Amid fierce backlash, Balenciaga has doubled down on its stance for the controversial ad campaign that depicted kids alongside bondage-style attire and a child pornography court ruling. The Kering-owned fashion house released its mea culpa in an Instagram post on Monday afternoon.
“We strongly condemn child abuse; it was never our intent to include it in the narrative,” the luxury couture company wrote in the statement. Balenciaga — which has been associated with the likes of Kim Kardashian — was referring to a series of ads featuring children in Balenciaga apparel, holding plush toys that wear bondage get-ups.

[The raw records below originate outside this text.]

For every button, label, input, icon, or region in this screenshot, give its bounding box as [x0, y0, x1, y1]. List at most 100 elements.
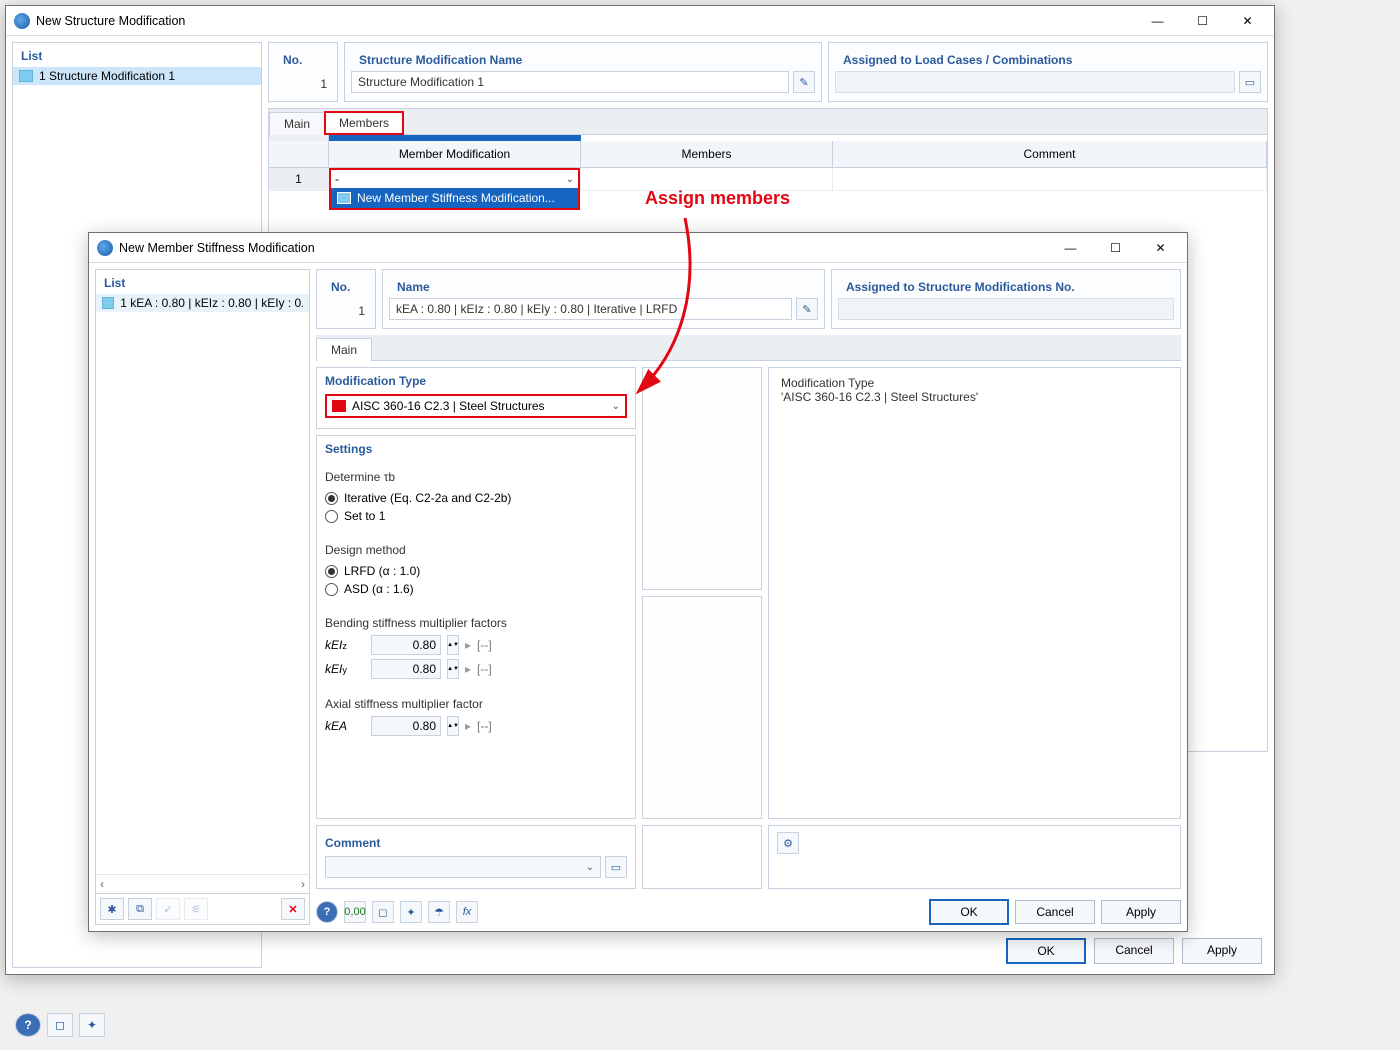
- comment-picker-icon[interactable]: ▭: [605, 856, 627, 878]
- settings-label: Settings: [325, 442, 627, 460]
- col-head-c[interactable]: Members: [581, 141, 833, 167]
- edit-icon[interactable]: ✎: [793, 71, 815, 93]
- tab-members[interactable]: Members: [324, 111, 404, 135]
- comment-cell[interactable]: [833, 168, 1267, 190]
- mid-preview-main: [642, 596, 762, 819]
- outer-titlebar: New Structure Modification — ☐ ✕: [6, 6, 1274, 36]
- copy-icon[interactable]: ⧉: [128, 898, 152, 920]
- tab-strip: Main Members: [269, 109, 1267, 135]
- mod-type-select[interactable]: AISC 360-16 C2.3 | Steel Structures ⌄: [325, 394, 627, 418]
- keiz-label: kEIz: [325, 638, 365, 652]
- list-swatch: [102, 297, 114, 309]
- dd-option-text: New Member Stiffness Modification...: [357, 191, 555, 205]
- mod-type-value: AISC 360-16 C2.3 | Steel Structures: [352, 399, 545, 413]
- chevron-down-icon: ⌄: [612, 401, 620, 412]
- minimize-icon[interactable]: —: [1048, 234, 1093, 262]
- name-input[interactable]: [351, 71, 789, 93]
- kea-row: kEA ▲▼ ▸ [--]: [325, 716, 627, 736]
- list-item[interactable]: 1 kEA : 0.80 | kEIz : 0.80 | kEIy : 0.80…: [96, 294, 309, 312]
- no-value: 1: [275, 71, 331, 97]
- render-icon[interactable]: ☂: [428, 901, 450, 923]
- axis-icon[interactable]: ✦: [400, 901, 422, 923]
- assign-picker-icon[interactable]: ▭: [1239, 71, 1261, 93]
- tab-main[interactable]: Main: [269, 112, 325, 135]
- unit: [--]: [477, 719, 492, 733]
- assign-input[interactable]: [835, 71, 1235, 93]
- reset-icon[interactable]: ▸: [465, 638, 471, 652]
- radio-dot: [325, 510, 338, 523]
- comment-label: Comment: [325, 836, 627, 850]
- help-icon[interactable]: ?: [316, 901, 338, 923]
- mod-type-swatch: [332, 400, 346, 412]
- stepper-icon[interactable]: ▲▼: [447, 716, 459, 736]
- dd-option[interactable]: New Member Stiffness Modification...: [329, 188, 580, 210]
- radio-dot: [325, 492, 338, 505]
- inner-no-box: No. 1: [316, 269, 376, 329]
- option-swatch: [337, 192, 351, 204]
- maximize-icon[interactable]: ☐: [1180, 7, 1225, 35]
- inner-tab-main[interactable]: Main: [316, 338, 372, 361]
- member-mod-cell[interactable]: - ⌄ New Member Stiffness Modification...: [329, 168, 581, 190]
- radio-set1[interactable]: Set to 1: [325, 507, 627, 525]
- kea-input[interactable]: [371, 716, 441, 736]
- inner-name-box: Name ✎: [382, 269, 825, 329]
- outer-button-row: OK Cancel Apply: [1006, 938, 1262, 964]
- grid-header: Member Modification Members Comment: [269, 141, 1267, 168]
- new-icon[interactable]: ✱: [100, 898, 124, 920]
- inner-ok-button[interactable]: OK: [929, 899, 1009, 925]
- view-icon[interactable]: ◻: [47, 1013, 73, 1037]
- info-tool-icon[interactable]: ⚙: [777, 832, 799, 854]
- comment-box: Comment ⌄ ▭: [316, 825, 636, 889]
- inner-apply-button[interactable]: Apply: [1101, 900, 1181, 924]
- radio-asd[interactable]: ASD (α : 1.6): [325, 580, 627, 598]
- no-label: No.: [323, 274, 369, 298]
- members-cell[interactable]: [581, 168, 833, 190]
- info-bottom-box: ⚙: [768, 825, 1181, 889]
- check-icon[interactable]: ✓: [156, 898, 180, 920]
- list-item[interactable]: 1 Structure Modification 1: [13, 67, 261, 85]
- outer-bottom-strip: ? ◻ ✦: [5, 1005, 1275, 1045]
- axial-label: Axial stiffness multiplier factor: [325, 697, 627, 711]
- reset-icon[interactable]: ▸: [465, 662, 471, 676]
- edit-icon[interactable]: ✎: [796, 298, 818, 320]
- app-icon: [14, 13, 30, 29]
- fx-icon[interactable]: fx: [456, 901, 478, 923]
- filter-icon[interactable]: ⚟: [184, 898, 208, 920]
- unit: [--]: [477, 662, 492, 676]
- apply-button[interactable]: Apply: [1182, 938, 1262, 964]
- mid-bottom-box: [642, 825, 762, 889]
- no-value: 1: [323, 298, 369, 324]
- inner-list-panel: List 1 kEA : 0.80 | kEIz : 0.80 | kEIy :…: [95, 269, 310, 925]
- assign-input[interactable]: [838, 298, 1174, 320]
- scroll-hint[interactable]: ‹›: [96, 874, 309, 893]
- col-head-b[interactable]: Member Modification: [329, 141, 581, 167]
- maximize-icon[interactable]: ☐: [1093, 234, 1138, 262]
- keiy-input[interactable]: [371, 659, 441, 679]
- assign-label: Assigned to Structure Modifications No.: [838, 274, 1174, 298]
- settings-box: Settings Determine τb Iterative (Eq. C2-…: [316, 435, 636, 819]
- radio-iterative[interactable]: Iterative (Eq. C2-2a and C2-2b): [325, 489, 627, 507]
- inner-cancel-button[interactable]: Cancel: [1015, 900, 1095, 924]
- col-head-d[interactable]: Comment: [833, 141, 1267, 167]
- stepper-icon[interactable]: ▲▼: [447, 635, 459, 655]
- view-icon[interactable]: ◻: [372, 901, 394, 923]
- radio-lrfd[interactable]: LRFD (α : 1.0): [325, 562, 627, 580]
- comment-combo[interactable]: ⌄: [325, 856, 601, 878]
- help-icon[interactable]: ?: [15, 1013, 41, 1037]
- minimize-icon[interactable]: —: [1135, 7, 1180, 35]
- units-icon[interactable]: 0,00: [344, 901, 366, 923]
- inner-name-input[interactable]: [389, 298, 792, 320]
- axis-icon[interactable]: ✦: [79, 1013, 105, 1037]
- stepper-icon[interactable]: ▲▼: [447, 659, 459, 679]
- close-icon[interactable]: ✕: [1138, 234, 1183, 262]
- close-icon[interactable]: ✕: [1225, 7, 1270, 35]
- ok-button[interactable]: OK: [1006, 938, 1086, 964]
- info-line-1: Modification Type: [781, 376, 1168, 390]
- unit: [--]: [477, 638, 492, 652]
- reset-icon[interactable]: ▸: [465, 719, 471, 733]
- kea-label: kEA: [325, 719, 365, 733]
- annotation-text: Assign members: [645, 188, 790, 209]
- keiz-input[interactable]: [371, 635, 441, 655]
- cancel-button[interactable]: Cancel: [1094, 938, 1174, 964]
- delete-icon[interactable]: ✕: [281, 898, 305, 920]
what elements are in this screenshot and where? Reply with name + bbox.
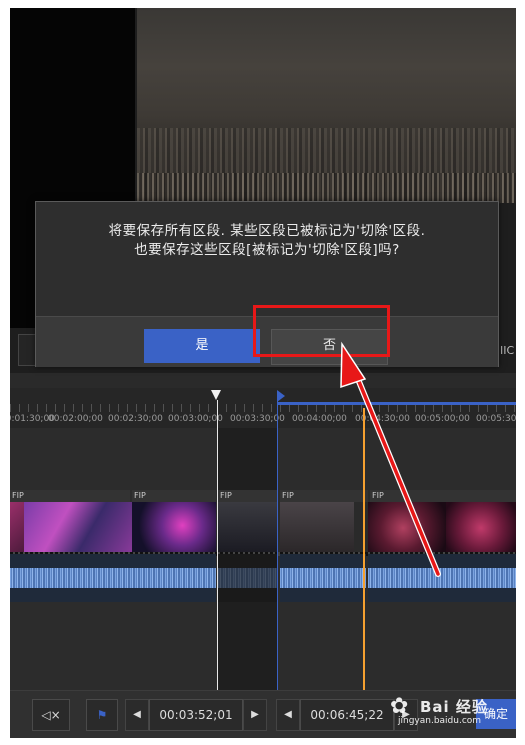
timeline-ruler[interactable]: 00:01:30;00 00:02:00;00 00:02:30;00 00:0…: [10, 388, 516, 428]
yes-button[interactable]: 是: [144, 329, 260, 363]
audio-waveform[interactable]: [280, 554, 366, 602]
ruler-tick-label: 00:02:00;00: [48, 414, 103, 424]
ruler-tick-label: 00:05:30;00: [476, 414, 516, 424]
in-point-line: [217, 400, 218, 690]
audio-waveform[interactable]: [218, 554, 278, 602]
clip-label: FIP: [10, 490, 130, 502]
ruler-selection: [278, 402, 516, 405]
video-track[interactable]: FIP FIP FIP FIP FIP: [10, 490, 516, 602]
in-time-field[interactable]: 00:03:52;01: [149, 699, 243, 731]
clip-label: FIP: [370, 490, 516, 502]
clip-thumbnail[interactable]: [218, 502, 278, 554]
ruler-tick-label: 00:02:30;00: [108, 414, 163, 424]
clip-thumbnail[interactable]: [446, 502, 516, 554]
editor-window: IIC 00:01:30;00 00:02:00;00 00:02:30;00 …: [10, 8, 516, 738]
clip-thumbnail[interactable]: [24, 502, 132, 554]
ruler-tick-label: 00:05:00;00: [415, 414, 470, 424]
clip-label: FIP: [218, 490, 278, 502]
triangle-right-icon: ▶: [251, 709, 259, 720]
triangle-left-icon: ◀: [284, 709, 292, 720]
clip-thumbnail[interactable]: [354, 502, 368, 554]
ruler-tick-label: 00:04:00;00: [292, 414, 347, 424]
clip-thumbnail[interactable]: [132, 502, 216, 554]
clip-thumbnail[interactable]: [280, 502, 354, 554]
clip-label: FIP: [280, 490, 368, 502]
audio-waveform[interactable]: [10, 554, 216, 602]
out-time-prev-button[interactable]: ◀: [276, 699, 300, 731]
annotation-highlight-box: [253, 305, 390, 357]
dialog-message-line2: 也要保存这些区段[被标记为'切除'区段]吗?: [134, 242, 400, 258]
audio-waveform[interactable]: [368, 554, 516, 602]
triangle-left-icon: ◀: [133, 709, 141, 720]
out-time-field[interactable]: 00:06:45;22: [300, 699, 394, 731]
out-point-marker[interactable]: [277, 390, 285, 402]
watermark-url: jingyan.baidu.com: [398, 716, 482, 726]
baidu-watermark: ✿ Bai 经验 jingyan.baidu.com: [390, 694, 500, 730]
playhead-line[interactable]: [363, 408, 365, 690]
flag-icon: ⚑: [96, 708, 108, 722]
clip-thumbnail[interactable]: [10, 502, 24, 554]
in-time-next-button[interactable]: ▶: [243, 699, 267, 731]
watermark-brand: Bai 经验: [420, 698, 488, 716]
ruler-ticks: [10, 404, 516, 412]
clip-thumbnail[interactable]: [368, 502, 446, 554]
in-point-marker[interactable]: [211, 390, 221, 400]
dialog-message-line1: 将要保存所有区段. 某些区段已被标记为'切除'区段.: [108, 223, 426, 239]
clip-label: FIP: [132, 490, 216, 502]
preview-crowd-texture-lower: [137, 173, 516, 203]
speaker-mute-icon: ◁×: [41, 708, 61, 722]
in-time-prev-button[interactable]: ◀: [125, 699, 149, 731]
ruler-tick-label: 00:03:00;00: [168, 414, 223, 424]
mute-button[interactable]: ◁×: [32, 699, 70, 731]
preview-control-right[interactable]: IIC: [500, 344, 514, 357]
dialog-message: 将要保存所有区段. 某些区段已被标记为'切除'区段. 也要保存这些区段[被标记为…: [36, 222, 498, 260]
set-in-point-button[interactable]: ⚑: [86, 699, 118, 731]
out-point-line: [277, 400, 278, 690]
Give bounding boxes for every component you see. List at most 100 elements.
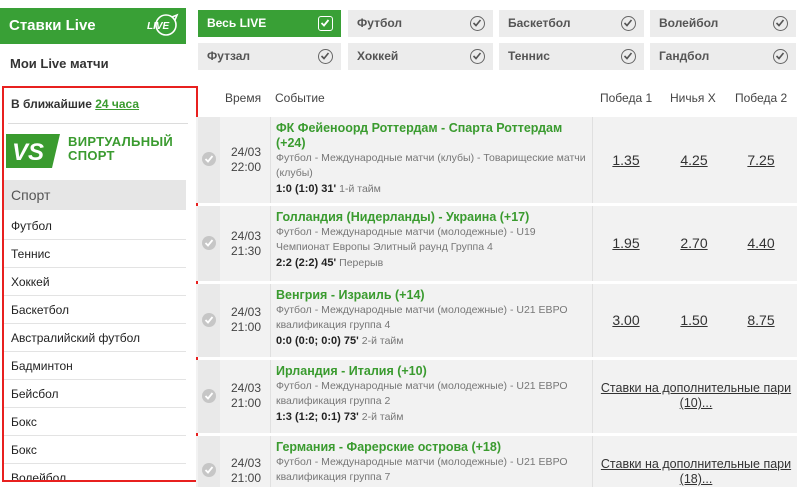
- more-bets-link[interactable]: Ставки на дополнительные пари (10)...: [596, 381, 796, 411]
- sport-item-boxing[interactable]: Бокс: [4, 408, 186, 436]
- match-score-line: 2:2 (2:2) 45' Перерыв: [276, 255, 591, 271]
- virtual-sport-banner[interactable]: VS ВИРТУАЛЬНЫЙ СПОРТ: [4, 132, 184, 172]
- filter-label: Баскетбол: [508, 16, 571, 30]
- match-event: ФК Фейеноорд Роттердам - Спарта Роттерда…: [276, 121, 591, 197]
- live-bets-header[interactable]: Ставки Live LIVE: [0, 8, 186, 44]
- filter-volleyball[interactable]: Волейбол: [650, 10, 796, 37]
- check-circle-icon: [773, 16, 788, 31]
- match-time: 22:00: [230, 160, 262, 174]
- odd-win2[interactable]: 7.25: [731, 152, 791, 168]
- filter-tennis[interactable]: Теннис: [499, 43, 644, 70]
- sport-item-basketball[interactable]: Баскетбол: [4, 296, 186, 324]
- sport-item-baseball[interactable]: Бейсбол: [4, 380, 186, 408]
- nearest-prefix: В ближайшие: [11, 97, 96, 111]
- odd-draw[interactable]: 1.50: [664, 312, 724, 328]
- sport-item-badminton[interactable]: Бадминтон: [4, 352, 186, 380]
- filter-hockey[interactable]: Хоккей: [348, 43, 493, 70]
- filter-futsal[interactable]: Футзал: [198, 43, 341, 70]
- odd-win2[interactable]: 4.40: [731, 235, 791, 251]
- odd-win1[interactable]: 1.35: [596, 152, 656, 168]
- highlighted-sidebar-panel: В ближайшие 24 часа VS ВИРТУАЛЬНЫЙ СПОРТ…: [2, 86, 198, 482]
- col-header-time: Время: [225, 91, 262, 105]
- more-bets-link[interactable]: Ставки на дополнительные пари (18)...: [596, 457, 796, 487]
- filter-all-live[interactable]: Весь LIVE: [198, 10, 341, 37]
- divider: [270, 117, 271, 203]
- odd-draw[interactable]: 4.25: [664, 152, 724, 168]
- check-circle-icon: [621, 16, 636, 31]
- match-time: 21:00: [230, 320, 262, 334]
- table-row[interactable]: 24/03 21:00 Ирландия - Италия (+10) Футб…: [196, 360, 797, 433]
- check-circle-icon: [470, 49, 485, 64]
- sport-item-volleyball[interactable]: Волейбол: [4, 464, 186, 480]
- checkbox-checked-icon: [318, 16, 333, 31]
- left-column: Ставки Live LIVE Мои Live матчи В ближай…: [0, 0, 200, 487]
- divider: [592, 284, 593, 357]
- filter-label: Хоккей: [357, 49, 399, 63]
- nearest-24h-link[interactable]: 24 часа: [95, 97, 139, 111]
- filter-football[interactable]: Футбол: [348, 10, 493, 37]
- virtual-line1: ВИРТУАЛЬНЫЙ: [68, 134, 174, 149]
- match-score-line: 1:0 (1:0) 31' 1-й тайм: [276, 181, 591, 197]
- match-league: Футбол - Международные матчи (клубы) - Т…: [276, 152, 586, 179]
- match-datetime: 24/03 21:00: [222, 305, 270, 335]
- match-time: 21:00: [230, 471, 262, 485]
- live-bets-title: Ставки Live: [9, 17, 96, 34]
- check-circle-icon[interactable]: [202, 236, 216, 250]
- sport-item-football[interactable]: Футбол: [4, 212, 186, 240]
- match-score-line: 0:0 (0:0; 0:0) 75' 2-й тайм: [276, 333, 591, 349]
- table-row[interactable]: 24/03 21:00 Германия - Фарерские острова…: [196, 436, 797, 487]
- match-datetime: 24/03 21:30: [222, 229, 270, 259]
- odd-win1[interactable]: 3.00: [596, 312, 656, 328]
- filter-basketball[interactable]: Баскетбол: [499, 10, 644, 37]
- match-title-link[interactable]: Ирландия - Италия (+10): [276, 364, 591, 379]
- check-circle-icon[interactable]: [202, 389, 216, 403]
- svg-text:VS: VS: [12, 139, 44, 166]
- match-title-link[interactable]: ФК Фейеноорд Роттердам - Спарта Роттерда…: [276, 121, 591, 151]
- check-circle-icon[interactable]: [202, 313, 216, 327]
- filter-label: Гандбол: [659, 49, 710, 63]
- sport-item-hockey[interactable]: Хоккей: [4, 268, 186, 296]
- sport-list: Футбол Теннис Хоккей Баскетбол Австралий…: [4, 212, 186, 480]
- filter-label: Теннис: [508, 49, 550, 63]
- col-header-win2: Победа 2: [735, 91, 788, 105]
- filter-label: Весь LIVE: [207, 16, 267, 30]
- check-circle-icon[interactable]: [202, 463, 216, 477]
- match-datetime: 24/03 22:00: [222, 145, 270, 175]
- match-score: 0:0 (0:0; 0:0) 75': [276, 335, 359, 347]
- odd-draw[interactable]: 2.70: [664, 235, 724, 251]
- check-circle-icon[interactable]: [202, 152, 216, 166]
- match-period: 2-й тайм: [361, 335, 404, 347]
- divider: [592, 206, 593, 281]
- sport-item-tennis[interactable]: Теннис: [4, 240, 186, 268]
- match-title-link[interactable]: Голландия (Нидерланды) - Украина (+17): [276, 210, 591, 225]
- virtual-line2: СПОРТ: [68, 148, 115, 163]
- table-row[interactable]: 24/03 21:30 Голландия (Нидерланды) - Укр…: [196, 206, 797, 281]
- match-league: Футбол - Международные матчи (молодежные…: [276, 456, 568, 483]
- match-date: 24/03: [230, 381, 262, 395]
- odd-win2[interactable]: 8.75: [731, 312, 791, 328]
- filter-label: Футзал: [207, 49, 251, 63]
- divider: [592, 360, 593, 433]
- match-title-link[interactable]: Венгрия - Израиль (+14): [276, 288, 591, 303]
- divider: [592, 117, 593, 203]
- match-period: Перерыв: [339, 257, 384, 269]
- table-row[interactable]: 24/03 22:00 ФК Фейеноорд Роттердам - Спа…: [196, 117, 797, 203]
- my-live-matches-link[interactable]: Мои Live матчи: [10, 56, 109, 71]
- sport-heading: Спорт: [4, 180, 186, 210]
- match-league: Футбол - Международные матчи (молодежные…: [276, 226, 536, 253]
- match-event: Венгрия - Израиль (+14) Футбол - Междуна…: [276, 288, 591, 349]
- match-period: 2-й тайм: [361, 411, 404, 423]
- sport-item-australian-football[interactable]: Австралийский футбол: [4, 324, 186, 352]
- sport-item-boxing-2[interactable]: Бокс: [4, 436, 186, 464]
- match-date: 24/03: [230, 456, 262, 470]
- filter-label: Волейбол: [659, 16, 719, 30]
- match-title-link[interactable]: Германия - Фарерские острова (+18): [276, 440, 591, 455]
- col-header-event: Событие: [275, 91, 325, 105]
- check-circle-icon: [773, 49, 788, 64]
- divider: [270, 284, 271, 357]
- filter-handball[interactable]: Гандбол: [650, 43, 796, 70]
- vs-badge-icon: VS: [6, 134, 60, 168]
- table-row[interactable]: 24/03 21:00 Венгрия - Израиль (+14) Футб…: [196, 284, 797, 357]
- odd-win1[interactable]: 1.95: [596, 235, 656, 251]
- divider: [592, 436, 593, 487]
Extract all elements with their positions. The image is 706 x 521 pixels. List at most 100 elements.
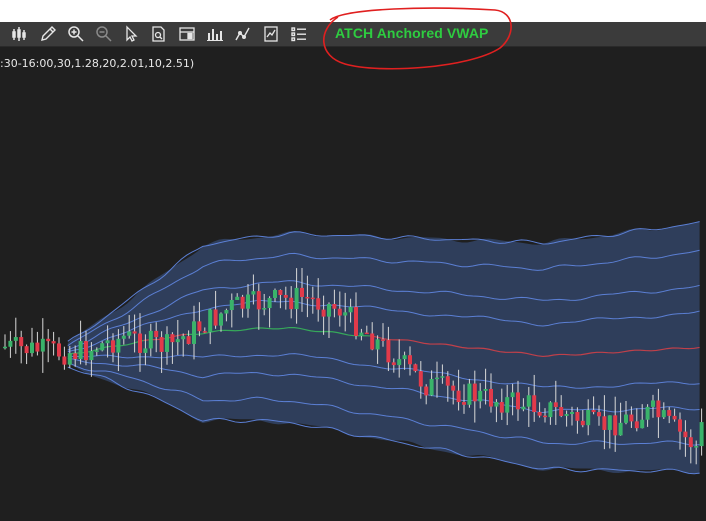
candle-body (613, 415, 618, 436)
candle-body (624, 414, 628, 423)
data-box-icon[interactable] (176, 24, 198, 44)
indicator-params-label: :30-16:00,30,1.28,20,2.01,10,2.51) (0, 57, 195, 70)
candle-body (224, 310, 229, 314)
candle-body (597, 412, 601, 417)
candle-body (327, 304, 331, 317)
candle-body (591, 410, 596, 413)
zoom-in-icon[interactable] (65, 24, 87, 44)
candle-body (688, 437, 693, 448)
candle-body (521, 406, 526, 410)
candle-body (337, 308, 342, 316)
candle-body (602, 416, 607, 430)
candle-body (154, 330, 159, 338)
candle-body (181, 336, 186, 340)
candle-body (553, 402, 558, 408)
candle-body (251, 291, 256, 295)
strategy-icon[interactable] (260, 24, 282, 44)
candle-body (656, 400, 661, 418)
candle-body (472, 383, 477, 402)
candle-body (24, 346, 29, 354)
candle-body (283, 294, 288, 298)
cursor-arrow-icon[interactable] (120, 24, 142, 44)
candle-body (526, 395, 531, 407)
candle-body (148, 330, 153, 349)
candle-body (429, 378, 434, 396)
candle-body (143, 348, 148, 353)
candle-body (618, 422, 623, 436)
candle-body (343, 312, 348, 316)
candle-body (229, 299, 234, 311)
candle-body (640, 419, 645, 429)
candle-body (300, 287, 304, 297)
candle-body (667, 410, 672, 416)
candle-body (548, 402, 553, 418)
candle-body (246, 294, 250, 309)
candle-body (213, 309, 218, 326)
candle-body (575, 412, 580, 421)
bar-chart-icon[interactable] (9, 24, 31, 44)
candle-body (62, 356, 67, 365)
candle-body (219, 313, 223, 326)
candle-body (267, 297, 272, 309)
indicator-name-label: ATCH Anchored VWAP (335, 25, 489, 41)
candle-body (30, 342, 34, 354)
candle-body (564, 414, 569, 416)
candle-body (467, 383, 472, 405)
candle-body (332, 304, 337, 309)
candle-body (386, 340, 391, 363)
candle-body (402, 355, 407, 360)
candle-body (683, 431, 688, 438)
candle-body (35, 342, 40, 352)
candle-body (94, 350, 99, 352)
candle-body (661, 410, 666, 418)
document-search-icon[interactable] (148, 24, 170, 44)
candle-body (559, 407, 564, 416)
candle-body (478, 390, 483, 402)
candle-body (175, 339, 180, 343)
candle-body (186, 336, 191, 344)
candle-body (586, 410, 591, 426)
candle-body (105, 340, 110, 344)
list-icon[interactable] (288, 24, 310, 44)
candle-body (235, 296, 240, 300)
candle-body (89, 350, 94, 361)
candle-body (510, 392, 515, 398)
candle-body (570, 412, 574, 415)
candle-body (516, 392, 520, 410)
candle-body (57, 343, 61, 357)
candle-body (445, 376, 450, 386)
candle-body (278, 290, 283, 295)
candle-body (73, 353, 78, 360)
candle-body (494, 402, 499, 407)
candle-body (121, 335, 126, 339)
candle-body (84, 341, 88, 361)
candle-body (132, 331, 137, 334)
candle-body (138, 333, 142, 353)
window-top-strip (0, 0, 706, 22)
candle-body (116, 338, 121, 353)
line-chart-icon[interactable] (232, 24, 254, 44)
candle-body (3, 346, 7, 349)
candle-body (197, 321, 202, 332)
candle-body (111, 340, 115, 353)
candle-body (489, 388, 493, 407)
candle-body (364, 332, 369, 335)
pencil-icon[interactable] (37, 24, 59, 44)
candle-body (40, 338, 45, 352)
candle-body (316, 298, 321, 310)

Needless to say, the brand was quick to pull the ads, and now is condemning the controversial campaign, writing: “Our plush bear bags and the gift collection should have not been featured with children.”
“This was a wrong choice by Balenciaga, combined with our failure in assessing and validating images,” the fashion label added. “The responsibility for this lies with Balenciaga alone.”
Elsewhere in the apology, the company addressed the inclusion in one of the ads of legal documents from a Supreme Court case that ruled on child porn laws.
“The second, separate campaign for spring 2023, which was meant to replicate a business office environment, included a photo from a page in the background from a Supreme Court ruling ‘United States v. Williams’ 2008 which confirms as illegal and not protected by freedom of speech the promotion of child pornography,” Balenciaga wrote. “All the items included in this shooting were provided by third parties that confirmed in writing that these props were fake office documents.”
They added, “They turned out to be [real legal] papers most likely coming from the filming of a television drama.”
Balenciaga attributed the “inclusion of these unapproved documents” to “reckless negligence,” presumably by a contract worker hired for the photo shoot, whom “Balenciaga has filed a complaint” over. Indeed, the brand has reportedly since filed a $25 million lawsuit against the parties allegedly responsible: production company North Six and set designer Nicholas Des Jardins and his namesake company.
Nonetheless, Balenciaga wrote on Instagram that it takes “full accountability for our lack of oversight and control of the documents in the background.”
The company added that it “could have done things differently” and pledged to do so going forward amid ongoing investigations.
“We are closely revising our organization and collective ways of working,” Balenciaga declared. “We are reinforcing the structures around our creative processes and validation steps. We want to ensure that new controls mark a pivot and will prevent this from happening again.”
The company even claimed to be working with “organizations who specialize in child protection and aims at ending child abuse and exploitation.”
“We want to learn from our mistakes and identify ways we can contribute,” the brand concluded. “Balenciaga reiterates its sincere apologies for the offense we have caused and extends its apologies to talents and partners.”